I’m a little confused about the difference between steps and iterations.
I’m training a large model on a big dataset, and I want to arbitrarily define an epoch as training on 2048 batches. This will allow me to get frequent checkpoints that I can test.
I wrote this code to achieve that:
checkpoint_callback = pl.callbacks.ModelCheckpoint(
save_top_k=2,
monitor="val_loss",
mode="min",
)
trainer = pl.Trainer(limit_train_batches=2048,
accelerator='gpu',
devices=4,
strategy='dp',
max_epochs=100,
log_every_n_steps=5,
callbacks=[checkpoint_callback],
precision=16)
trainer.fit(model, train_dataloaders=train_loader.loader, val_dataloaders=val_loader.loader)
The dataloader uses a batch size of 768, so 2048 * 768 ~= 1.5M images.

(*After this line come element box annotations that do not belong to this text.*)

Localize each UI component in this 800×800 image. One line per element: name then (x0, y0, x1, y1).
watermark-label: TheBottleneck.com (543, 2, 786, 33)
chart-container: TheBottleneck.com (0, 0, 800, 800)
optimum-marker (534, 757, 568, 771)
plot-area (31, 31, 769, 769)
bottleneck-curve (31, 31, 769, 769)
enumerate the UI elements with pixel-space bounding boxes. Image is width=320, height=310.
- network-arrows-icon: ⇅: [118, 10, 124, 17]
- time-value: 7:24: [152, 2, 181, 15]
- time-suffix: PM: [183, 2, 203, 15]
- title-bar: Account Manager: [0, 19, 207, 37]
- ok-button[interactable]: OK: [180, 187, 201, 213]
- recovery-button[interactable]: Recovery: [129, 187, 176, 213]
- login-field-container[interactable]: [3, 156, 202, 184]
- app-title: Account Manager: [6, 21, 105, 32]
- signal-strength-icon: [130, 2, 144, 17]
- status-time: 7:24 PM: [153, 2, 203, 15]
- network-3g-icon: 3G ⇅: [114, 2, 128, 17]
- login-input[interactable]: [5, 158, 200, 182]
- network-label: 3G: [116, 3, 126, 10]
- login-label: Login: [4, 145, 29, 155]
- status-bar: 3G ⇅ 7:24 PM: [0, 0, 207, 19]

I estimated this would take 3 hours to train 1 epoch.
However, the progress bar was counting iterations
and the epoch went on for a very long time (~9 hours). In the end it completed 23871
iterations before ending the epoch. The next epoch had a different number of iterations (31K)!
When I view the checkpoint the filename says steps=2048
. But I can’t see any logical pattern between steps and iterations.
If someone could explain the difference and why I’m seeing this behaviour I would be really grateful.